We provide a lower bound showing that the $O(1/k)$ convergence rate of the NoLips method (a.k.a. Bregman Gradient) is optimal for the class of functions satisfying the $h$-smoothness assumption. This assumption, also known as relative smoothness, appeared in the recent developments around the Bregman Gradient method, where acceleration remained an open issue.
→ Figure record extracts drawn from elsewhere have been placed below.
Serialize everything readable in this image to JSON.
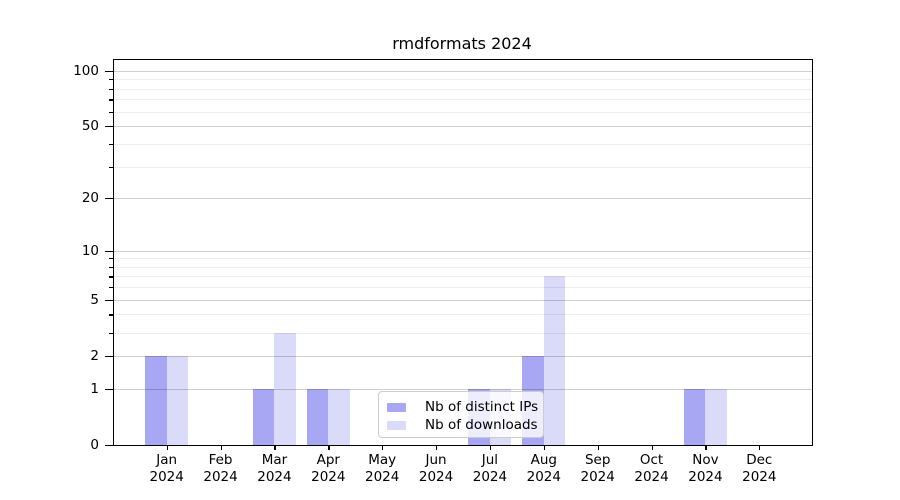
{
  "title": "rmdformats 2024",
  "chart_data": {
    "type": "bar",
    "title": "rmdformats 2024",
    "xlabel": "",
    "ylabel": "",
    "categories": [
      "Jan",
      "Feb",
      "Mar",
      "Apr",
      "May",
      "Jun",
      "Jul",
      "Aug",
      "Sep",
      "Oct",
      "Nov",
      "Dec"
    ],
    "category_year": "2024",
    "series": [
      {
        "name": "Nb of distinct IPs",
        "color": "#a7a7f4",
        "values": [
          2,
          0,
          1,
          1,
          0,
          0,
          1,
          2,
          0,
          0,
          1,
          0
        ]
      },
      {
        "name": "Nb of downloads",
        "color": "#dadaf9",
        "values": [
          2,
          0,
          3,
          1,
          0,
          0,
          1,
          7,
          0,
          0,
          1,
          0
        ]
      }
    ],
    "y_scale": "log1p",
    "y_max": 114.3,
    "y_ticks": [
      0,
      1,
      2,
      5,
      10,
      20,
      50,
      100
    ],
    "y_minor_ticks": [
      3,
      4,
      6,
      7,
      8,
      9,
      30,
      40,
      60,
      70,
      80,
      90
    ],
    "grid": "on",
    "grid_above_bars": true,
    "legend_position": "lower-center-inside"
  },
  "colors": {
    "background": "#ffffff",
    "axis": "#000000",
    "major_grid": "rgba(0,0,0,0.19)",
    "minor_grid": "rgba(0,0,0,0.07)",
    "legend_border": "#cccccc",
    "legend_background": "rgba(255,255,255,0.8)"
  }
}
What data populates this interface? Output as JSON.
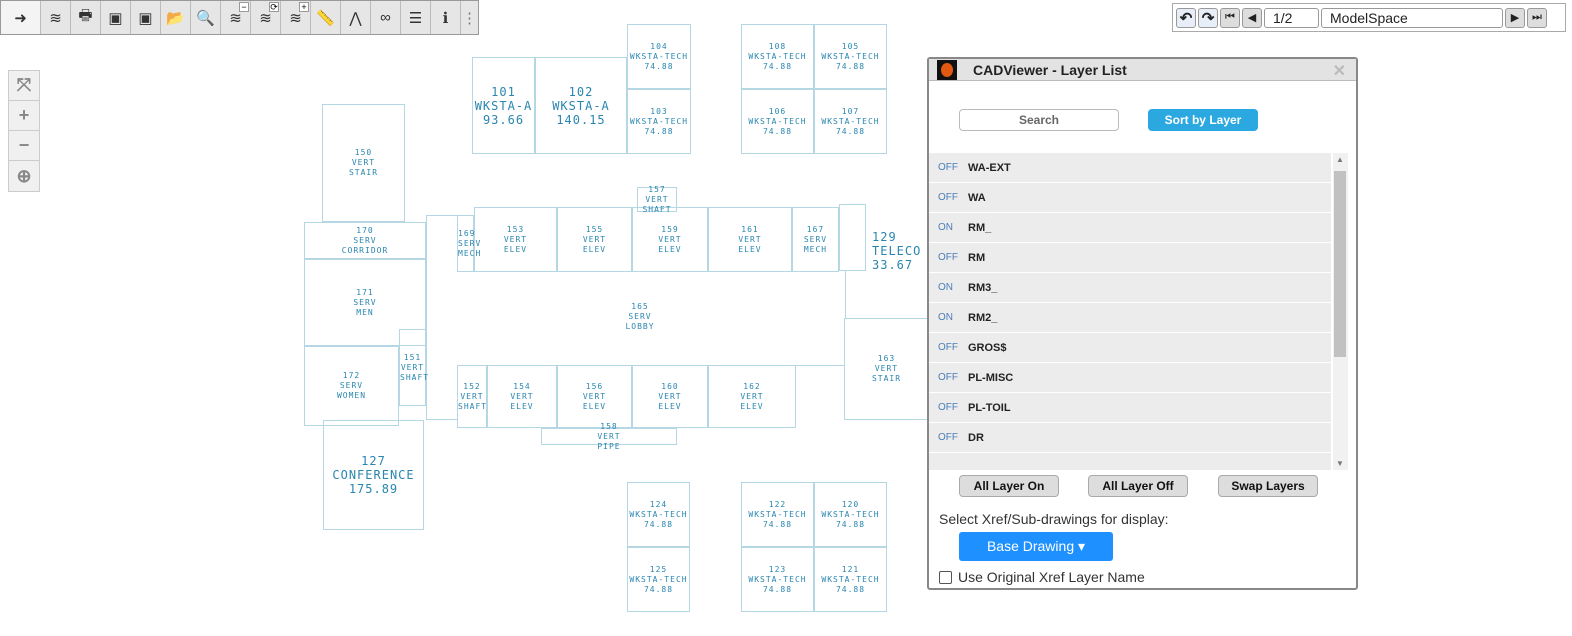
{
  "toolbar": {
    "items": [
      {
        "name": "arrow-layers-icon",
        "glyph": "➜"
      },
      {
        "name": "layers-icon",
        "glyph": "≋"
      },
      {
        "name": "print-icon",
        "glyph": "🖶"
      },
      {
        "name": "window-black-icon",
        "glyph": "▣"
      },
      {
        "name": "window-color-icon",
        "glyph": "▣"
      },
      {
        "name": "open-folder-icon",
        "glyph": "📂"
      },
      {
        "name": "search-text-icon",
        "glyph": "🔍"
      },
      {
        "name": "layer-minus-icon",
        "glyph": "≋",
        "sup": "−"
      },
      {
        "name": "layer-swap-icon",
        "glyph": "≋",
        "sup": "⟳"
      },
      {
        "name": "layer-plus-icon",
        "glyph": "≋",
        "sup": "+"
      },
      {
        "name": "ruler-icon",
        "glyph": "📏"
      },
      {
        "name": "compass-icon",
        "glyph": "⋀"
      },
      {
        "name": "glasses-icon",
        "glyph": "∞"
      },
      {
        "name": "lines-icon",
        "glyph": "☰"
      },
      {
        "name": "info-icon",
        "glyph": "ℹ"
      },
      {
        "name": "more-icon",
        "glyph": "⋮"
      }
    ]
  },
  "nav": {
    "page": "1/2",
    "space": "ModelSpace"
  },
  "zoom_panel": [
    {
      "name": "zoom-extents-icon",
      "glyph": "⤧"
    },
    {
      "name": "zoom-in-icon",
      "glyph": "+"
    },
    {
      "name": "zoom-out-icon",
      "glyph": "−"
    },
    {
      "name": "zoom-window-icon",
      "glyph": "⊕"
    }
  ],
  "rooms": [
    [
      "101",
      "WKSTA-A",
      "93.66"
    ],
    [
      "102",
      "WKSTA-A",
      "140.15"
    ],
    [
      "104",
      "WKSTA-TECH",
      "74.88"
    ],
    [
      "103",
      "WKSTA-TECH",
      "74.88"
    ],
    [
      "108",
      "WKSTA-TECH",
      "74.88"
    ],
    [
      "105",
      "WKSTA-TECH",
      "74.88"
    ],
    [
      "106",
      "WKSTA-TECH",
      "74.88"
    ],
    [
      "107",
      "WKSTA-TECH",
      "74.88"
    ],
    [
      "150",
      "VERT",
      "STAIR"
    ],
    [
      "170",
      "SERV",
      "CORRIDOR"
    ],
    [
      "171",
      "SERV",
      "MEN"
    ],
    [
      "172",
      "SERV",
      "WOMEN"
    ],
    [
      "151",
      "VERT",
      "SHAFT"
    ],
    [
      "127",
      "CONFERENCE",
      "175.89"
    ],
    [
      "169",
      "SERV",
      "MECH"
    ],
    [
      "153",
      "VERT",
      "ELEV"
    ],
    [
      "155",
      "VERT",
      "ELEV"
    ],
    [
      "159",
      "VERT",
      "ELEV"
    ],
    [
      "161",
      "VERT",
      "ELEV"
    ],
    [
      "167",
      "SERV",
      "MECH"
    ],
    [
      "157",
      "VERT",
      "SHAFT"
    ],
    [
      "163",
      "VERT",
      "STAIR"
    ],
    [
      "152",
      "VERT",
      "SHAFT"
    ],
    [
      "154",
      "VERT",
      "ELEV"
    ],
    [
      "156",
      "VERT",
      "ELEV"
    ],
    [
      "160",
      "VERT",
      "ELEV"
    ],
    [
      "162",
      "VERT",
      "ELEV"
    ],
    [
      "158",
      "VERT",
      "PIPE"
    ],
    [
      "124",
      "WKSTA-TECH",
      "74.88"
    ],
    [
      "125",
      "WKSTA-TECH",
      "74.88"
    ],
    [
      "122",
      "WKSTA-TECH",
      "74.88"
    ],
    [
      "120",
      "WKSTA-TECH",
      "74.88"
    ],
    [
      "123",
      "WKSTA-TECH",
      "74.88"
    ],
    [
      "121",
      "WKSTA-TECH",
      "74.88"
    ]
  ],
  "lobby": [
    "165",
    "SERV",
    "LOBBY"
  ],
  "telecom": [
    "129",
    "TELECO",
    "33.67"
  ],
  "dialog": {
    "title": "CADViewer - Layer List",
    "search_placeholder": "Search",
    "sort_label": "Sort by Layer",
    "layers": [
      {
        "state": "OFF",
        "name": "WA-EXT"
      },
      {
        "state": "OFF",
        "name": "WA"
      },
      {
        "state": "ON",
        "name": "RM_"
      },
      {
        "state": "OFF",
        "name": "RM"
      },
      {
        "state": "ON",
        "name": "RM3_"
      },
      {
        "state": "ON",
        "name": "RM2_"
      },
      {
        "state": "OFF",
        "name": "GROS$"
      },
      {
        "state": "OFF",
        "name": "PL-MISC"
      },
      {
        "state": "OFF",
        "name": "PL-TOIL"
      },
      {
        "state": "OFF",
        "name": "DR"
      }
    ],
    "all_on": "All Layer On",
    "all_off": "All Layer Off",
    "swap": "Swap Layers",
    "xref_label": "Select Xref/Sub-drawings for display:",
    "xref_value": "Base Drawing ▾",
    "use_original": "Use Original Xref Layer Name"
  }
}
On the way, we show how to constructively obtain the corresponding worst-case functions by extending the computer-assisted performance estimation framework of Drori and Teboulle (Mathematical Programming, 2014) to Bregman first-order methods, and to handle the classes of differentiable and strictly convex functions.

翻译：我们提供了一个较低的约束值,显示诺利普斯法(a.k.a.b.bregman Gradient)的1美元(1/k)美元趋同率对于满足美元和吸附率假设的功能类别来说是最佳的,这一假设也称为相对顺畅,出现在布雷格曼梯度法的最近发展动态中,加速率仍然是尚未解决的问题。在路上,我们展示了如何通过将德罗里和泰布勒(2014年数学规划)计算机辅助性业绩估计框架扩大到布雷格曼第一阶法,并处理不同和严格交错功能的类别,从而建设性地获得相应的最坏功能。